Al sana en büyük fırsat, finaller! Karieyrinin 5. yılındasın, pek de beklenmeyen şekilde geldin finale. O kadar zamandır "Süpermen" muhabbetidir gidiyor, ama şimdi işler ciddiye biniyor. Bilirsiniz, Play-offlar hakkında "adamların çocuklardan ayrıldığı yer" denir. İşte böyle bir sınav şimdi Howard için. Ki, daha sonra finale gelir mi gelemez mi o da belli değil. Veya kendisi takımı en yukarılara tek başına taşıyabilecek kadar dominant olabilecek mi acep? Bakalım.

İşin Lebron kısmı daha da hazin. Yani gitsin artık. Zaten ne kadar çok dillendiriliyor Ny ihtimali biliyorsunuz. Gitsin de herkes kurtulsun bir, rahatlasın.
Son söyledikleri ayrı sıçış ama ben çok üstünde durmak istemiyorum. Kötü kısacası.
Batı hakkında yazarken bahsettiğim, Lakers ve Cavs'in aslında süperyıldızlarına ne kadar bağlı olduğu gerçeği, beni en çok bu cephede şaşırttı. Çünkü normal sezonda Mo, West, Z filan bayağı halletmiş gibilerdi bu konuyu. Ama işte bunu sen post-season'da ortaya koyamazsan, hiç anlamı yok. Sonuç ortada zaten. Mo elde patladı. West bu konuda takdir şayandı aslında, son maçta sorumluluk almaya çalıştı ama iş işten geçmişti. Son maçta ayrıca, son bölümlere doğru Lebron'un neden o kadar az top kullandığını da merak etmiyor değilim. Belki Hüseyin biliyordur bir şeyler.
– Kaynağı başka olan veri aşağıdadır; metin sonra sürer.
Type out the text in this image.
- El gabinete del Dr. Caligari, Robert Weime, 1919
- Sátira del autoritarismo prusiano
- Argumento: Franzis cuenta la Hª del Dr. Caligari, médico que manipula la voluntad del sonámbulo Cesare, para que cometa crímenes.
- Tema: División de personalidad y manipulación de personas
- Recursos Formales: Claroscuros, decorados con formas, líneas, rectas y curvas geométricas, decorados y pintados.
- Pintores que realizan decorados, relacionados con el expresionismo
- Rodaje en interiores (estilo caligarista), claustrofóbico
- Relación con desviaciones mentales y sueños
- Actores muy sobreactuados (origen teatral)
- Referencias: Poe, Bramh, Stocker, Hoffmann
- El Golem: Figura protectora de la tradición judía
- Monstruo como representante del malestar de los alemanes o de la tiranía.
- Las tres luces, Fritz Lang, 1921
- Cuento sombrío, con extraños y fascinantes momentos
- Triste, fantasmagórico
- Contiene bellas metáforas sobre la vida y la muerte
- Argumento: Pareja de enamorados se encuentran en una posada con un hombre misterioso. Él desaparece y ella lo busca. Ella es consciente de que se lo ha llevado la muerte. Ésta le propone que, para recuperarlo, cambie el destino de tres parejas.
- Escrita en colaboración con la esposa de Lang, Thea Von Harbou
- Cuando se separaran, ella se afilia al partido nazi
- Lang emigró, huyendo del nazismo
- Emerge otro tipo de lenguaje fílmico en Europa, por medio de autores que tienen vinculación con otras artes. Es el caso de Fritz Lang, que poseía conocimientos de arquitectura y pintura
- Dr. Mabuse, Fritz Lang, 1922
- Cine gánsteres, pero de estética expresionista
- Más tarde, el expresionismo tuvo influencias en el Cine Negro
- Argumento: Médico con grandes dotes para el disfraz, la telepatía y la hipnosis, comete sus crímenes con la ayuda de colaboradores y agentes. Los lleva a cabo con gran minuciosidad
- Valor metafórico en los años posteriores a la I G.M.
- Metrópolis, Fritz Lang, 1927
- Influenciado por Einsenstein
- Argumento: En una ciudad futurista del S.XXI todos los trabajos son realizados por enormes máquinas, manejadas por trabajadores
Bu sezon yine hamle gelecektir Cleveland'da ama, Lebron inşallah kalmak gibi bir hataya düşmez. Perdeden çıkıp boş şut sokmaya alışmış oyun kurucuyla yüzük kazanılmaz.

2 yorum:

Haketo Zaman dedi ki...

ben stan'in bu seride smallball'dan sık sık vazgeçip alston-hido-lewis-gortat-howard'lı beşe döneceğini düşünüyorum. böyle başlamayabilirler ama böyle oynayacaklar.

L dedi ki...

e bi zahmet. odom o 4 numara avantajını bitirecek. hatta gasol de. lakers kadrosu yeterli o açıdan abi, biliyosun.

bi de, lee-hido-lewis i tercih etmeli, rafer a katlanırsa, işleri var demektir.